10) Smoo Cave, Sutherland
A visit to Smoo Cave, and perhaps a short walk along the coast, are the perfect antidote for a rainy day. Smoo Cave is a massive sea cave carved out by a combination of the freshwater stream flowing in from the back and wave action carving it out from the front. The cave is a well-known attraction and with floodlights set-up inside you can really appreciate its subterranean features.
Why Drive The North Coast 500 with Macs Adventure?
Our North Coast 500 trip follows the traditional well-known route, but with a few twists. Instead of simply driving from place to place, not getting out of the car except to take the odd obligatory photograph, our itinerary has plenty of optional walks allowing you to really immerse yourself in the landscapes of Scotland's far north west. The trip also includes a two night stay on the Orkney Isles famed for their UNESCO World Heritage Sites. As well as knowing the best places to stop en route, we also take of the logistics for you, from accommodation to ferry journeys.
Here are some of our favourite things to do on the NC500 ...
1) Beinn Eighe Nature Reserve Hike
Complete the Triple Buttress hike to the mountain's loch, surrounded by towering 200m cliffs.
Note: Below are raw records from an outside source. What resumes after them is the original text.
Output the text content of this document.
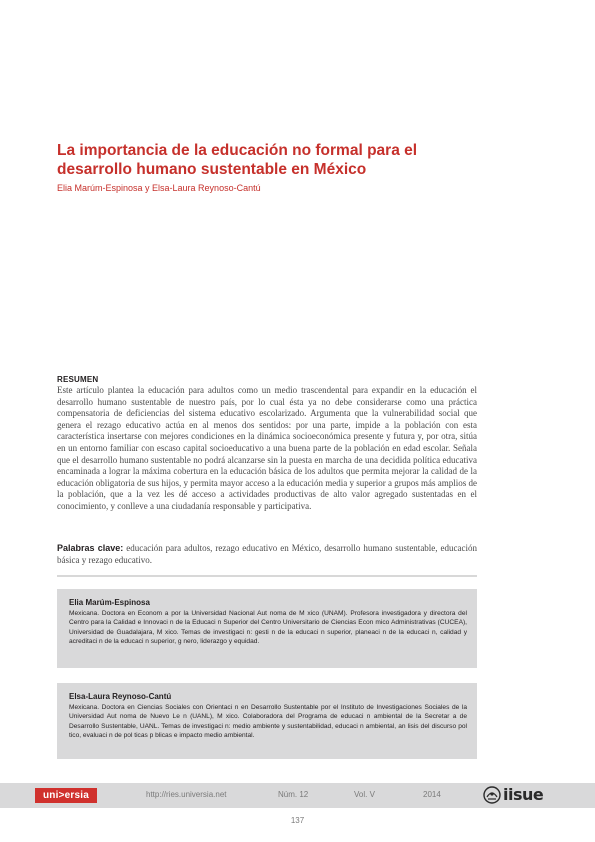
La importancia de la educación no formal para el desarrollo humano sustentable en México
Elia Marúm-Espinosa y Elsa-Laura Reynoso-Cantú
RESUMEN

Este artículo plantea la educación para adultos como un medio trascendental para expandir en la educación el desarrollo humano sustentable de nuestro país, por lo cual ésta ya no debe considerarse como una práctica compensatoria de deficiencias del sistema educativo escolarizado. Argumenta que la vulnerabilidad social que genera el rezago educativo actúa en al menos dos sentidos: por una parte, impide a la población con esta característica insertarse con mejores condiciones en la dinámica socioeconómica presente y futura y, por otra, sitúa en un entorno familiar con escaso capital socioeducativo a una buena parte de la población en edad escolar. Señala que el desarrollo humano sustentable no podrá alcanzarse sin la puesta en marcha de una decidida política educativa encaminada a lograr la máxima cobertura en la educación básica de los adultos que permita mejorar la calidad de la educación obligatoria de sus hijos, y permita mayor acceso a la educación media y superior a grupos más amplios de la población, que a la vez les dé acceso a actividades productivas de alto valor agregado sustentadas en el conocimiento, y conlleve a una ciudadanía responsable y participativa.

Palabras clave: educación para adultos, rezago educativo en México, desarrollo humano sustentable, educación básica y rezago educativo.

Elia Marúm-Espinosa

Mexicana. Doctora en Econom a por la Universidad Nacional Aut noma de M xico (UNAM). Profesora investigadora y directora del Centro para la Calidad e Innovaci n de la Educaci n Superior del Centro Universitario de Ciencias Econ mico Administrativas (CUCEA), Universidad de Guadalajara, M xico. Temas de investigaci n: gesti n de la educaci n superior, planeaci n de la educaci n, calidad y acreditaci n de la educaci n superior, g nero, liderazgo y equidad.

Elsa-Laura Reynoso-Cantú

Mexicana. Doctora en Ciencias Sociales con Orientaci n en Desarrollo Sustentable por el Instituto de Investigaciones Sociales de la Universidad Aut noma de Nuevo Le n (UANL), M xico. Colaboradora del Programa de educaci n ambiental de la Secretar a de Desarrollo Sustentable, UANL. Temas de investigaci n: medio ambiente y sustentabilidad, educaci n ambiental, an lisis del discurso pol tico, evaluaci n de pol ticas p blicas e impacto medio ambiental.

uni>ersia	http://ries.universia.net	Núm. 12	Vol. V	2014	iisue
137
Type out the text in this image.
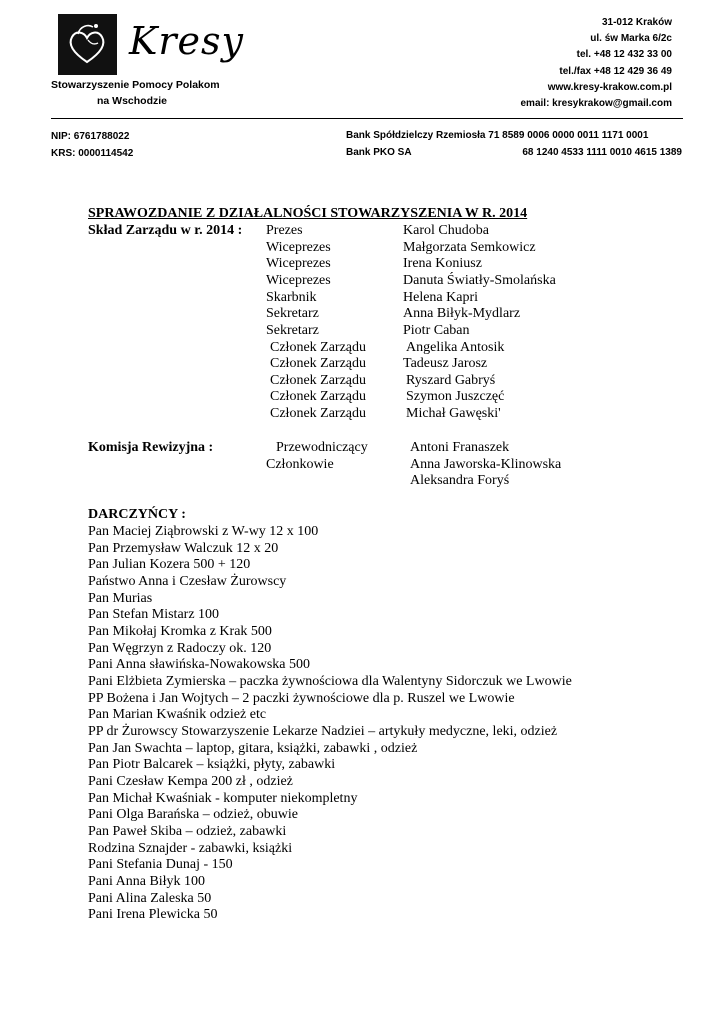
Kresy
Stowarzyszenie Pomocy Polakom
na Wschodzie
31-012 Kraków
ul. św Marka 6/2c
tel. +48 12 432 33 00
tel./fax +48 12 429 36 49
www.kresy-krakow.com.pl
email: kresykrakow@gmail.com
NIP: 6761788022
KRS: 0000114542
Bank Spółdzielczy Rzemiosła 71 8589 0006 0000 0011 1171 0001
Bank PKO SA	68 1240 4533 1111 0010 4615 1389
SPRAWOZDANIE Z DZIAŁALNOŚCI STOWARZYSZENIA W R. 2014
Skład Zarządu w r. 2014 : Prezes	Karol Chudoba
Wiceprezes	Małgorzata Semkowicz
Wiceprezes	Irena Koniusz
Wiceprezes	Danuta Światły-Smolańska
Skarbnik	Helena Kapri
Sekretarz	Anna Biłyk-Mydlarz
Sekretarz	Piotr Caban
Członek Zarządu	Angelika Antosik
Członek Zarządu	Tadeusz Jarosz
Członek Zarządu	Ryszard Gabryś
Członek Zarządu	Szymon Juszczęć
Członek Zarządu	Michał Gawęski'
Komisja Rewizyjna :	Przewodniczący	Antoni Franaszek
Członkowie	Anna Jaworska-Klinowska
Aleksandra Foryś
DARCZYŃCY :
Pan Maciej Ziąbrowski z W-wy 12 x 100
Pan Przemysław Walczuk 12 x 20
Pan Julian Kozera 500 + 120
Państwo Anna i Czesław Żurowscy
Pan Murias
Pan Stefan Mistarz 100
Pan Mikołaj Kromka z Krak 500
Pan Węgrzyn z Radoczy ok. 120
Pani Anna sławińska-Nowakowska 500
Pani Elżbieta Zymierska – paczka żywnościowa dla Walentyny Sidorczuk we Lwowie
PP Bożena i Jan Wojtych – 2 paczki żywnościowe dla p. Ruszel we Lwowie
Pan Marian Kwaśnik odzież etc
PP dr Żurowscy Stowarzyszenie Lekarze Nadziei – artykuły medyczne, leki, odzież
Pan Jan Swachta – laptop, gitara, książki, zabawki , odzież
Pan Piotr Balcarek – książki, płyty, zabawki
Pani Czesław Kempa 200 zł , odzież
Pan Michał Kwaśniak - komputer niekompletny
Pani Olga Barańska – odzież, obuwie
Pan Paweł Skiba – odzież, zabawki
Rodzina Sznajder - zabawki, książki
Pani Stefania Dunaj - 150
Pani Anna Biłyk 100
Pani Alina Zaleska 50
Pani Irena Plewicka 50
On a clear, sunny day you'll have spectacular views over the wild expanse of Shieldaig and across the sea to the Western Isles.
2) Combine a hill summit with a beach stroll
Hike to the craggy peak of 612 m high Stac Pollidadh, and linger to soak up the views before returning to the car park. From there it's less than an hour's drive to the white-sands and turquoise waters of Achmelvich beach.
3) Visit Lochinver's pie shop
This pie shop has gained almost legendary status among locals and visitors alike. If you're feeling indulgent why not follow a delicious savoury pie with one of their sweet dessert pies? Our favourites include the strawberry and rhubarb pie.
4) Wander Orkney's Neolithic sites
Take two short walks around Orkney's famous 5000-year-old archaeological sites of Skara Brae, Europe's most complete Neolithic settlement, and the Ring of Brodgar standing stone circle, the third largest in the UK.
5) Discover Cape Wrath
A ferry ride and day's hike away from Durness, Cape Wrath lighthouse on Scotland's most north westerly point is well worth a visit on a calm day. Although not as far north as the more famous town of John O' Groats on the mainland's east coast, Cape Wrath is wilder and more scenic by far.
Foodie Highlights of The Highlands & Islands
Our top five foodie experiences in the Scottish Highlands & Islands.
1) Fine dining on the Isle of Skye
There are lots of mouth-watering dining options on Skye. For foodies, we recommend checking out Scorrybreac (an intimate dining experience overlooking Portree harbour), the Three Chimneys on the island's west coast or Kinloch Lodge on the southern Sleat Peninsula. Make sure to book in advance!
2) Savour fish & chips on the Scottish mainland's most northerly point
For a down-to-earth supper or hearty lunch head to John O' Groats for takeaway fish & chips with a view over the North Sea.
3) Take a tour of Harris Distillery
For gin lovers this is a must! Located near Tarbert ferry terminal, the distillery welcomes you to the island. Sample their uniquely flavoured gin (infused with Hebridean sugar kelp) and learn about its production on an informative tour and tasting. Or if gin isn't your tipple, head for the nearby community-focused Loomshead Hebridean Brewery for a beer.
4) Visit the Lochinver Larder
The village's pie shop has been re-branded as the Lochinver Larder, and is an iconic stop on the NC500. Enjoy a delicious golden-topped savoury pie, perhaps followed by a sweet pie for dessert.
5) Sip local ale with a view of Inverness Castle
After a day on the road, wander through Scotland's most northern city and seek out a cosy Scottish pub experience. For the best views of Inverness Castle we recommend the rustic Castle Tavern, dating from the 1700s.